Everyone was trying to do their job responsibly and it was just taking more
time than readers wanted on a very hot story.
The chorus
of criticism of our failing to fully identify the teacher put on leave
continued to grow through the morning.
At about
10:20a, a spokeswoman for the district contacted us and said the district now could
confirm that it was DiDonna who was to be placed on administrative leave and it
was connected to the arrest report we had published.
At about the
same time, reporter Paula Mitchell obtained from the Ulster County Sheriff’s
Office a mugshot of DiDonna.
In this way
we were finally able to identify the teacher who was placed on leave by the
district for alleged drug offenses as the Matthew DiDonna who had been
identified as having been arrested in Hurley on drug charges.
Within
minutes, we had updated the story to bring together what had been two separate
news items.
At about the
same time, a number of readers began commenting about a death that they said
was related to the DiDonna case.
That started
us off on a new round of reporter inquiries to try to confirm there had been a
death. But we approved the comments before confirming a death had occurred in
relation to the case because the comments themselves made no accusation of
criminality and, therefore, did not impugn the reputation of Mr. DiDonna.
Some readers
subsequently criticized our reporting that state police were investigating the possible
connection between the DiDonna case and the death of Mark Conlin, of 78 DeWitt
Mills Road, Hurley. Since state police had not confirmed a connection between
any drug sale DiDonna may have made and Conlin’s death, they said, it was
irresponsible to report the interest of investigators.
I cannot
agree. The medical emergency and subsequent death of Conlin triggered the chain
of events that led to the arrest of DiDonna. That death was intimately
connected to the news of the day and begged the question what authorities were
doing about it. The answer to that question was: awaiting toxicology results.

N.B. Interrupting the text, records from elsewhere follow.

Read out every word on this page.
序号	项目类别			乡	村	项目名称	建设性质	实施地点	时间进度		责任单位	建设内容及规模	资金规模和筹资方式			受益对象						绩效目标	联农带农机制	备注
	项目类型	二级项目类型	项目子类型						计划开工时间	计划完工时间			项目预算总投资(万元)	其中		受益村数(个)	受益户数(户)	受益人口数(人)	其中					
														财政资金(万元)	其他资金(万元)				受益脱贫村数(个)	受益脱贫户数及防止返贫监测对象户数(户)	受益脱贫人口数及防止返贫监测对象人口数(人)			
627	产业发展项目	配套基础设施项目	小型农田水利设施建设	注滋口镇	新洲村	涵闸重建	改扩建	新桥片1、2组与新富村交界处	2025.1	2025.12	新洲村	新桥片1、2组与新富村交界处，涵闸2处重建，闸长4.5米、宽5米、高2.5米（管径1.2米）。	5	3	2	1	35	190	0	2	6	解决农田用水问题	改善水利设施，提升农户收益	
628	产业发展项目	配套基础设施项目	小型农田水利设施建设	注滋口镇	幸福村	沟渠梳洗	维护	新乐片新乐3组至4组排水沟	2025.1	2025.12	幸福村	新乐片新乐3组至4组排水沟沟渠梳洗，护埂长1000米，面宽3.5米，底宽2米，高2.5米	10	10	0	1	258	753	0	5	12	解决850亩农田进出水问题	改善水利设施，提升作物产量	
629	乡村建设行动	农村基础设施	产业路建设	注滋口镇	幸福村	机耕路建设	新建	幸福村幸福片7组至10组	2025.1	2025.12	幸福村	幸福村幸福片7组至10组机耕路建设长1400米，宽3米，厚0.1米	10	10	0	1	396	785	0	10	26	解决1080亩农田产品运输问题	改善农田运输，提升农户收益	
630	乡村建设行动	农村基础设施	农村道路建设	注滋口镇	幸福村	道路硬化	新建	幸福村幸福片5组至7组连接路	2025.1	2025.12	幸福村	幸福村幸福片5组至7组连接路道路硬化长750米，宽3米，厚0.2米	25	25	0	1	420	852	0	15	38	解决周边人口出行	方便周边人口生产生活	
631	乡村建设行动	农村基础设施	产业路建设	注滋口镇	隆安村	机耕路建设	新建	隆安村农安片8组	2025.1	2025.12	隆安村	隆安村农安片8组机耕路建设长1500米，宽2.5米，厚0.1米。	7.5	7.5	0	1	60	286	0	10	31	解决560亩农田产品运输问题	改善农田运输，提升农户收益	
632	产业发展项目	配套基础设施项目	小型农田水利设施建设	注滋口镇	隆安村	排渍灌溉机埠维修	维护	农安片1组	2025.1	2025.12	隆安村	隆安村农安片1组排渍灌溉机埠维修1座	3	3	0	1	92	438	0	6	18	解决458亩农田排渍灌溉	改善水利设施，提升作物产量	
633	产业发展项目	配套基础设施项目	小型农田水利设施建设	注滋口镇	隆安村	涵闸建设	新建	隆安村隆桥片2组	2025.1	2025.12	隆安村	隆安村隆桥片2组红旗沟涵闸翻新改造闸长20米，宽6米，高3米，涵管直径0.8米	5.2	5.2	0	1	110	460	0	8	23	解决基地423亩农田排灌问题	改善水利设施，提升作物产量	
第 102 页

And that’s what we reported.
I should add
that the way this story unfolded was not unusual. Typically, there are plenty
of “civilians,” neither officials nor journalists, who happen to be physically
or personally close to a breaking story such as a death. That proximity makes them
better versed in the particulars of the story than reporters immediately can
easily piece together.
It’s slow
going for reporters at the beginning because:
-- official sources are treading carefully while awaiting
instructions from higher ups;
-- the people who would normally be expected to release
information don’t actually have a handle on the incident yet;
-- reporters have yet to identify and track down unofficial
sources that might have first-hand knowledge of the event in question; and
-- even when unofficial sources are found by a reporter, they
frequently are unwilling to speak on the record about what they know because it
is an unfamiliar thing to be speaking to a reporter about a deadly serious matter.
It makes them nervous.
Like I said,
it isn’t artwork. It’s a matter of piecing things together responsibly.